Title: Welsh, P.
Source text: The Medical and Surgical History of the War of the Rebellion. (1861-65.), Part 2, Volume 2 (Washington, DC: Government Printing Office, 1876), 959.
Civil War Washington ID: med.d2e30653
TEI/XML: med.d2e30653.xml
CASE 1916.—Sergeant P. Welsh, Co. K, 28th Massachusetts, aged 32 years, was wounded at Spottsylvania, May 12, 1864, and sent from a Second Corps field hospital to Washington, where Surgeon O. A. Judson, U. S. V., reported: "Admitted to Carver Hospital, May 14, 1864. Gunshot wound of left forearm, by a conoidal ball, producing compound comminuted fracture of inferior third of left ulna.

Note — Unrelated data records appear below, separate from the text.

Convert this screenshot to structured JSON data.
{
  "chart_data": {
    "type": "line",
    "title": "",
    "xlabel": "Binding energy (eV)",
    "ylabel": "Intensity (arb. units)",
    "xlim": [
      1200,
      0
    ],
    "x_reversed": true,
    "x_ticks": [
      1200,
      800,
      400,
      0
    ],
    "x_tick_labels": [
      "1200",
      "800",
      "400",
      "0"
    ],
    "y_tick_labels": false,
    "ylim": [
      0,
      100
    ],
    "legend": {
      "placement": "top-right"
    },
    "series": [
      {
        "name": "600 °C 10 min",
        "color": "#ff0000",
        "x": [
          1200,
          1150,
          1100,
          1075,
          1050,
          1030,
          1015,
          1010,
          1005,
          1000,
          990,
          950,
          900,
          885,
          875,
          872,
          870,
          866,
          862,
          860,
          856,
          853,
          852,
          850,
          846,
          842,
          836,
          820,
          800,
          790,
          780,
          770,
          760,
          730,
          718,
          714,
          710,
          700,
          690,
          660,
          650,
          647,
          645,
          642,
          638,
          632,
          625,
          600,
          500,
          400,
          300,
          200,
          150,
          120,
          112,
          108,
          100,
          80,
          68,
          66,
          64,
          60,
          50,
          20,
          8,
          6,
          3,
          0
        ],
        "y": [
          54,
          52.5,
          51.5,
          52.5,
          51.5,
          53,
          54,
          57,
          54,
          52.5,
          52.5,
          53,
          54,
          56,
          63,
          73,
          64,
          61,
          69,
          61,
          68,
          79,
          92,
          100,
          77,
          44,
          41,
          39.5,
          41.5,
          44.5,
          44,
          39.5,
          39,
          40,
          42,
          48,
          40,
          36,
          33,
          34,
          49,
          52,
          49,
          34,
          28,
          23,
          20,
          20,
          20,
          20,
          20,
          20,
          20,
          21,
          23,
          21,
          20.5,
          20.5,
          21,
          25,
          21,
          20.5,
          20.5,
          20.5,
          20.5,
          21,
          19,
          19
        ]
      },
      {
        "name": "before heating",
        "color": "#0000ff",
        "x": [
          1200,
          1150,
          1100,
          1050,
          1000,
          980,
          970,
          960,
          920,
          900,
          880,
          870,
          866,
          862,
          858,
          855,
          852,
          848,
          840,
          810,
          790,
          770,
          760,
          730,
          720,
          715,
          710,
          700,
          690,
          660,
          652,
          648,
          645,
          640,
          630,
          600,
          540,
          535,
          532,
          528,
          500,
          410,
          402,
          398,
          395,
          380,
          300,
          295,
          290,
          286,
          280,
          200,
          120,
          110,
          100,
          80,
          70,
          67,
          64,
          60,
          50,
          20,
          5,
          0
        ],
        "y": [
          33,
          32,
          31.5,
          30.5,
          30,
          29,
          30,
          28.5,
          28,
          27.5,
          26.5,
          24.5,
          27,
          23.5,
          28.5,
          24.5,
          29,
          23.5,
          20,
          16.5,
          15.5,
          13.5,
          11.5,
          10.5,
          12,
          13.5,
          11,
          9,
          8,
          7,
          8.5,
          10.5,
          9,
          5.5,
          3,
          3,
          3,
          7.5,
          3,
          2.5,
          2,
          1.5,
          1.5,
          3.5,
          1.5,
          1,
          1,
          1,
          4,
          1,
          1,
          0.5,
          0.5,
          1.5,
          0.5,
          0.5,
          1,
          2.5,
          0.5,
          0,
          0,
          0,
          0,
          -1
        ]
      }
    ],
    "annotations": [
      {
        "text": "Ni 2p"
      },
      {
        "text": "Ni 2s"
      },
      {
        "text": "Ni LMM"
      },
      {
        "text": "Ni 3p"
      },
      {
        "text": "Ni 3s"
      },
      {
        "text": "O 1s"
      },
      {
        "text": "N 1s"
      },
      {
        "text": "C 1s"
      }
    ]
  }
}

On May 17th, Acting Assistant Surgeon J. S. Wentz excised three inches of the shaft of the ulna through a straight incision; no ligatures were applied; the ball was also extracted. The constitutional state of the patient at time of operation was good. On May 20th, secondary hæmorrhage occurred, apparently from the interosseous artery, but ceased spontaneously. On the 24th, rigors and other pyæmic symptoms appeared, and the patient died May 28th, 1864, from pyæmia." The specimen, represented in the adjoining wood-cut (FIG. 701), was contributed to the Museum by Dr. Judson. It consists of "four pieces of bone, representing three inches of the left ulna, excised; a conoidal ball, exceedingly battered, distorted, and grooved, is mounted with the specimen."